`FREE trade is going to set us back a little bit," says Jerry Walzel. "But it will be positive in the long run."
As vice president of government affairs for the Texas Citrus and Vegetable Association (TCVA), Mr. Walzel speaks for a group of farmers presumed to be vulnerable to competition from Mexico under a North America Free Trade Agreement (NAFTA).
Currently, Mexico takes 6 percent of US farm exports, worth $2.5 billion. That places it among the top 10 US farm export markets.
The United States, in turn, is the export market for Mexico's farmers. The $2.6 billion worth of agriculture products they send to the US is 96 percent of Mexico's farm exports.
The 35 different farm products - from cantaloupes to citrus fruits to cucumbers - grown by the 400 members of the TCVA are the sort that Mexico already ships to the US. Mexico's exports of such products to the US were $1.5 billion in 1990.
In some instances, though, that produce comes from operations owned by Texas growers, who have had a foothold in Mexico since the 1950s, Walzel explains. And those operations were located in areas with a different growing season than their Texas farms. So instead of competing with themselves they created a larger marketing window.
"There's virtually no difference" between the cost of an onion grown in Texas and one grown in Mexico and shipped to Texas; thus the longer marketing window is the only reason for operating in Mexico, Walzel says.
The tariffs that NAFTA would eliminate have protected Texas growers from some same-season competition in Mexico, Walzel admits. But he says the phase-out period will be adequate for his members to adjust.
Walzel also says that within five years Mexico will have the same sort of environmental requirements as are in place on US agriculture. And he says that the notion of cheap labor in Mexico is a myth. Workers there may earn one-fourth as much as their US counterparts, but they also are one-fourth as productive because of differences in education and training.
At the National Farmers Union, which represents the operators of 2 million family farms, spokesman Clay Pederson worries that Mexico will try to become a conduit to the US for sugar exports from third countries. Mexico is a net sugar importer, yet "it is going through the paperwork to be an exporter," he says. "That bothers us."

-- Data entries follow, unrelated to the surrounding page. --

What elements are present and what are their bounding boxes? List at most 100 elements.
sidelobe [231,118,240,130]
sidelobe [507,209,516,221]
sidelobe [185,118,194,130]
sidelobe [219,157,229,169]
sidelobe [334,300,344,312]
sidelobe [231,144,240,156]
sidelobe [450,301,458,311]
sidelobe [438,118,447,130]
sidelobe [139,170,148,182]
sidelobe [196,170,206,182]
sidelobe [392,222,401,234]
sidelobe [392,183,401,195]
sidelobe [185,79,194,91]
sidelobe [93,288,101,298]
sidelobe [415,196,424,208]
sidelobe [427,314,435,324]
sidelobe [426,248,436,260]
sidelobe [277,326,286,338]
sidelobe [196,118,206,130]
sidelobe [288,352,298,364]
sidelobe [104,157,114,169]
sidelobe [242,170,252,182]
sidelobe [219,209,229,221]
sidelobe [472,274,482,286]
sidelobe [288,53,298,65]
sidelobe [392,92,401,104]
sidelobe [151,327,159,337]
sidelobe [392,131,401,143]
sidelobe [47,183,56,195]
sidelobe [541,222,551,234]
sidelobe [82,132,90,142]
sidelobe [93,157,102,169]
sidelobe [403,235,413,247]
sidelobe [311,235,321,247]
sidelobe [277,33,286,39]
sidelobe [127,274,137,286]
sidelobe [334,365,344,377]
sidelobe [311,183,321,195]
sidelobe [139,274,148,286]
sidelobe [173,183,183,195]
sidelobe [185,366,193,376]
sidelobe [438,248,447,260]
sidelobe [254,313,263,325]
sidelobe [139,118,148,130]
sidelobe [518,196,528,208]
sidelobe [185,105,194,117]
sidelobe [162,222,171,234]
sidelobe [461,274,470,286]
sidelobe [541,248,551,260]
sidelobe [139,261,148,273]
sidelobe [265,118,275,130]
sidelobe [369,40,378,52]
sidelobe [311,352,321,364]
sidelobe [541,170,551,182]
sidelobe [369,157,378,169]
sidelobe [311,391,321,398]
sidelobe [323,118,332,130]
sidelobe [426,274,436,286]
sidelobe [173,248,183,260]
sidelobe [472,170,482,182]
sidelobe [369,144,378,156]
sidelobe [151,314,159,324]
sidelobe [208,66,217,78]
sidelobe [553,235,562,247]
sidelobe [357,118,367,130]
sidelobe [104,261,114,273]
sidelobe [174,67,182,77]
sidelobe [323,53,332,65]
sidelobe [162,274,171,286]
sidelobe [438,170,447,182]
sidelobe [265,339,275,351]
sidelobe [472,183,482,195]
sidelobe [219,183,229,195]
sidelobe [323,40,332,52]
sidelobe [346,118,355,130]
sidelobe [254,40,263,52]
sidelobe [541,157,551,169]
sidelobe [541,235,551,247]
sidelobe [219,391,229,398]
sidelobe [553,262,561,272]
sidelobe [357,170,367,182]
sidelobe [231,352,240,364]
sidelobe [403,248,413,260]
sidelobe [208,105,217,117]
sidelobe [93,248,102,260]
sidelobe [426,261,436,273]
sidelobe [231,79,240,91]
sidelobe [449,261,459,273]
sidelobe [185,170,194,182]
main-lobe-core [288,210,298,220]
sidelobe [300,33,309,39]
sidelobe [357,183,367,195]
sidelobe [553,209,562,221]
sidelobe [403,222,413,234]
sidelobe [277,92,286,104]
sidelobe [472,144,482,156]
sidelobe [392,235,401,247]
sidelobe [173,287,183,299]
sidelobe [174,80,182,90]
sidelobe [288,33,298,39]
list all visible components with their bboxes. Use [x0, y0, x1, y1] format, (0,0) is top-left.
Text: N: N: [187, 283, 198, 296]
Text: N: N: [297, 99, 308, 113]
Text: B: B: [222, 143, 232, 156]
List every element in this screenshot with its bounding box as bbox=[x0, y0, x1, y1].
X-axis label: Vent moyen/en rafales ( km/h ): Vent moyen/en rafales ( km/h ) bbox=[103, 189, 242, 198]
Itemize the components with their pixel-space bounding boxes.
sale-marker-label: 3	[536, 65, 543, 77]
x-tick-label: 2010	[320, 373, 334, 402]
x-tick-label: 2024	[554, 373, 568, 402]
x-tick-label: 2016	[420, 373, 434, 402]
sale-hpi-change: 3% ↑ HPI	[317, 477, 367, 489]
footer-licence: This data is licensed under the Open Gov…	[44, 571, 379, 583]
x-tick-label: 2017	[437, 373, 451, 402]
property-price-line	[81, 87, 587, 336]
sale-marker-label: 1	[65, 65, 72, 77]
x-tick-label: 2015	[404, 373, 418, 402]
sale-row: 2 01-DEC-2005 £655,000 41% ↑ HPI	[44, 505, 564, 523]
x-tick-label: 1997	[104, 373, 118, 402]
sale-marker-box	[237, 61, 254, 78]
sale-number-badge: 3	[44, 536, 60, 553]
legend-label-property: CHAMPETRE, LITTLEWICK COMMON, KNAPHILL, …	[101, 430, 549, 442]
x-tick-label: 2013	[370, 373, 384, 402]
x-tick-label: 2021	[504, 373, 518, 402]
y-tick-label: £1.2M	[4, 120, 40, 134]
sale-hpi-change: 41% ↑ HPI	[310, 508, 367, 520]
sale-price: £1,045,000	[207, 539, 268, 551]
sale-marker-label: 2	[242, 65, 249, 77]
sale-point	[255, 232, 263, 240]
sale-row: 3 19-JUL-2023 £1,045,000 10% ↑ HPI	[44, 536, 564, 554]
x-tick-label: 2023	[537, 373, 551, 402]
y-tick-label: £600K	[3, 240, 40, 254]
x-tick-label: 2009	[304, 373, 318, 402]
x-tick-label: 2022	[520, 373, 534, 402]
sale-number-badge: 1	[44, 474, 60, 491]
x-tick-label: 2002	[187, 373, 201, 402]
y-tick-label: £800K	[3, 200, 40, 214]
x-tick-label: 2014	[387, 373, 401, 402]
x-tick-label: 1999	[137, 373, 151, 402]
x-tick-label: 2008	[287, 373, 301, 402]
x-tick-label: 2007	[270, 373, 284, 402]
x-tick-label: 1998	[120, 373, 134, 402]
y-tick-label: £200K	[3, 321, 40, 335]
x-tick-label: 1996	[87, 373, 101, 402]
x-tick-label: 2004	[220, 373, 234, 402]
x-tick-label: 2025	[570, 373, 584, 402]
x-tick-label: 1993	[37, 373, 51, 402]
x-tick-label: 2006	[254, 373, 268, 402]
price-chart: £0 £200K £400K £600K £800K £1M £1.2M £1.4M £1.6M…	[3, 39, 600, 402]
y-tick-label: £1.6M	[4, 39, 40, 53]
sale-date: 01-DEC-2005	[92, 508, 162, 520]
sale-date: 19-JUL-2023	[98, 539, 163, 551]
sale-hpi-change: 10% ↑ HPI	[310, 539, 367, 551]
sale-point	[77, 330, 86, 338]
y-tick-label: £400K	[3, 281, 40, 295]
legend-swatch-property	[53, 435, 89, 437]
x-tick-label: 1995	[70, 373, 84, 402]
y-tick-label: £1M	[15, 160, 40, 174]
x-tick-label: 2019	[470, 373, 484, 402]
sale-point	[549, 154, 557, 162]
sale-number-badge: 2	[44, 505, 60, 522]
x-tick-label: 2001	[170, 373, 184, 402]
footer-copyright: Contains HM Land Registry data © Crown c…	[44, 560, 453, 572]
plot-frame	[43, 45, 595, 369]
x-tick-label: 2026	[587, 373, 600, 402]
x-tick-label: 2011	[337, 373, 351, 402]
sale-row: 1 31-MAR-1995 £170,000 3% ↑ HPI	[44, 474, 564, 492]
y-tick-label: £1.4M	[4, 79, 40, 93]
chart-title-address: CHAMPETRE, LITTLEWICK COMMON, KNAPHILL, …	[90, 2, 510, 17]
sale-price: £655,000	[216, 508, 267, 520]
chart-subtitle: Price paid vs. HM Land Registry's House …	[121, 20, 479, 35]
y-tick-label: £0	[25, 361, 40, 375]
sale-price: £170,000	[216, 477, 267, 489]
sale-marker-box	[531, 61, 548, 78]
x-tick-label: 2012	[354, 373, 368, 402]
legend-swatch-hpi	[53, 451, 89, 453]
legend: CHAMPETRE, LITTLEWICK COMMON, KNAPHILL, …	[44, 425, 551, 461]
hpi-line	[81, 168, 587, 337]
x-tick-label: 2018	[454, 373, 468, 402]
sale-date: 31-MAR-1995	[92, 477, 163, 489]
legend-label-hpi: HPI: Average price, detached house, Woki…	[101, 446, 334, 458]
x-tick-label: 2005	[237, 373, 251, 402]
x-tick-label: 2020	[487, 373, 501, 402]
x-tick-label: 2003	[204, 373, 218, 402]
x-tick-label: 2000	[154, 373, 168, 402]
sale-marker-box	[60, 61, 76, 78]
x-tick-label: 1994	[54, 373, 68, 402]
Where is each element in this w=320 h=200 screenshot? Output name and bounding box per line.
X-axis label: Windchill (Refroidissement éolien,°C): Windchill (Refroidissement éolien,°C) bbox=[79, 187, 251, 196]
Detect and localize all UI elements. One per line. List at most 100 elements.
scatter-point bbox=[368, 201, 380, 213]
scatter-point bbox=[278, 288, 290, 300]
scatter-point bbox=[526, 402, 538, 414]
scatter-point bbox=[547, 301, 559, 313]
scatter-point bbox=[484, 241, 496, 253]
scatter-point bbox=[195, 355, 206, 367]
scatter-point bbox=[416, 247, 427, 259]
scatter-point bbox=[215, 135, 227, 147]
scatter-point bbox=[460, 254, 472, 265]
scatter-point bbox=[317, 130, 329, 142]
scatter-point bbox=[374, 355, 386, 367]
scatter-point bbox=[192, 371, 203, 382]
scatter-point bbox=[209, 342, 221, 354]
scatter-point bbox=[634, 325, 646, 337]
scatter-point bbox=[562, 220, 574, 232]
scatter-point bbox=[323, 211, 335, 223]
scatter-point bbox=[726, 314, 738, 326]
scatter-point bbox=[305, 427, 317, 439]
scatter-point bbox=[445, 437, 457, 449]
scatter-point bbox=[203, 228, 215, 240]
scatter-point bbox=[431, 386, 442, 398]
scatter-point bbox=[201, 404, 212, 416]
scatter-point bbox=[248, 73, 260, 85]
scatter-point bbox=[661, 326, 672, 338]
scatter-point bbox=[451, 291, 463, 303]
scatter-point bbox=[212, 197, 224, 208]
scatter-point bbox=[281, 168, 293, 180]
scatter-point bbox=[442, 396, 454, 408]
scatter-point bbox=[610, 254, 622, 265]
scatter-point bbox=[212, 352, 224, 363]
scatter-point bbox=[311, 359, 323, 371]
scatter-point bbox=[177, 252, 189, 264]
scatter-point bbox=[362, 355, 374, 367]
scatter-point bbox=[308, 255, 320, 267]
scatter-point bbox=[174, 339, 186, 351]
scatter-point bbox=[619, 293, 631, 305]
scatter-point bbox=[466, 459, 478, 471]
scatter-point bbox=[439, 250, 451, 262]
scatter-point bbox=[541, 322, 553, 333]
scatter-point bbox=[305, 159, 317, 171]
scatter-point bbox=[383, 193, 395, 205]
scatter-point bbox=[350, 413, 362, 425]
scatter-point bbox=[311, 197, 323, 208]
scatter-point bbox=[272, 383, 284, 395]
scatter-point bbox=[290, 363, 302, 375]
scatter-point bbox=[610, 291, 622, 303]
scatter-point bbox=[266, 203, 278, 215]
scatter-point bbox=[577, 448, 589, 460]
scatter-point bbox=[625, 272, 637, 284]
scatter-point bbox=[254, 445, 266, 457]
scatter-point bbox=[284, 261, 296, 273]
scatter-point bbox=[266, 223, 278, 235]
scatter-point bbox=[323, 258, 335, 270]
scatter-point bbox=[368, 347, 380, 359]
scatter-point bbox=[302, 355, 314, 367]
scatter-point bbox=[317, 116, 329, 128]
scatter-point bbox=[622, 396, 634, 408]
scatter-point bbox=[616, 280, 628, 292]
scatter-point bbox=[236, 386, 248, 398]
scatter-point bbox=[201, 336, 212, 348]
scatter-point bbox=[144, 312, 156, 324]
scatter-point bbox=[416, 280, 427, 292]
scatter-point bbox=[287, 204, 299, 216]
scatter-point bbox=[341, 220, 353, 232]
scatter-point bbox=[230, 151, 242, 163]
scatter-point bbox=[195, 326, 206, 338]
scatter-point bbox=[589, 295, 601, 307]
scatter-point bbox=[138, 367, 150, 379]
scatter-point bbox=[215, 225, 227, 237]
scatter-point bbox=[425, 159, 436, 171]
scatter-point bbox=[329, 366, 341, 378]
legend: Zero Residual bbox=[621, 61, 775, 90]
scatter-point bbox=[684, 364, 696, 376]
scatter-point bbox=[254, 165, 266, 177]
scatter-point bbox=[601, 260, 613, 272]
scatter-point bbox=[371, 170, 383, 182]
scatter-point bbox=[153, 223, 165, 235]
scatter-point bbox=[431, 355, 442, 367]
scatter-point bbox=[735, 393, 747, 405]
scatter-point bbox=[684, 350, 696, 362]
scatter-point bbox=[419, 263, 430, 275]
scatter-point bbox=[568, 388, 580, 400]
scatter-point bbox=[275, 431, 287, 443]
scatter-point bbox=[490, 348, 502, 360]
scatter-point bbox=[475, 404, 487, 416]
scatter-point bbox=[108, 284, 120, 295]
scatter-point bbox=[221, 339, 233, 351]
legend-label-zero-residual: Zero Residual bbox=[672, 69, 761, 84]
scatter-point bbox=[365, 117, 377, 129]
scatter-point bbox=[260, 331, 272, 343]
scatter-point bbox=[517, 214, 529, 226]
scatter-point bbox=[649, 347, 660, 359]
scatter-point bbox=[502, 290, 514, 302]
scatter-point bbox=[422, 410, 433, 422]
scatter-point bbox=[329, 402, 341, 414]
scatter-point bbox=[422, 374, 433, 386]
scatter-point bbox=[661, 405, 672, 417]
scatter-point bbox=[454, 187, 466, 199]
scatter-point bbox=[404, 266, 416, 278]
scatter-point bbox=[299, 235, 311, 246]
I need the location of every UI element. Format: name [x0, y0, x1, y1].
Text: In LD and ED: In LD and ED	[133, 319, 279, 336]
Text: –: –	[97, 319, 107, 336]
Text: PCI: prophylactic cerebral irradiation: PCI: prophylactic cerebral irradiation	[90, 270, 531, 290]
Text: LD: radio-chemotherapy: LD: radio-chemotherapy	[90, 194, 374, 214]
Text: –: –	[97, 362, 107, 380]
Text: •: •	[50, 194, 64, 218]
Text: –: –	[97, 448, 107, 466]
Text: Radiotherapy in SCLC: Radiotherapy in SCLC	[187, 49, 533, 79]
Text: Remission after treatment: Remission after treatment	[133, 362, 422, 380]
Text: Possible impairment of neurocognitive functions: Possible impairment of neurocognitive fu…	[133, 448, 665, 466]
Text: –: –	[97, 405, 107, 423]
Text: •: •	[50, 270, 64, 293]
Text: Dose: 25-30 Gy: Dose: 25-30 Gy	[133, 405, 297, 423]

Sugar production is heavily subsidized by most producing nations. The US is a net importer, maintaining tariffs to defend prices for the domestic sweetener industry. If sugar imports are allowed to rise under NAFTA, Mr. Pederson predicts, sugar prices will plunge. As an example, he cites milk. It dropped 33 percent in price last year in reaction to a domestic production increase of 1 percent.
On the export side, Mexico buys $2.5 billion worth of grain from the US. NAFTA "is going to be very positive for us," says Kent Van Amburg, director of trade relations at the US Feed Grains Council.
Mexico is already the third-largest foreign market for grains such as sorghum, corn, and barley, buying some 10 percent of US feed grain exports. Mr. Van Amburg says that President Carlos Salinas de Gortari's economic reforms are expanding Mexico's middle class. Experience in other countries has shown that as incomes rise, consumers buy more meat.
But Mexico lacks the resources to grow more feed grain for an expanding beef and poultry industry, which will enhance exports of feed grains from the US, he concludes.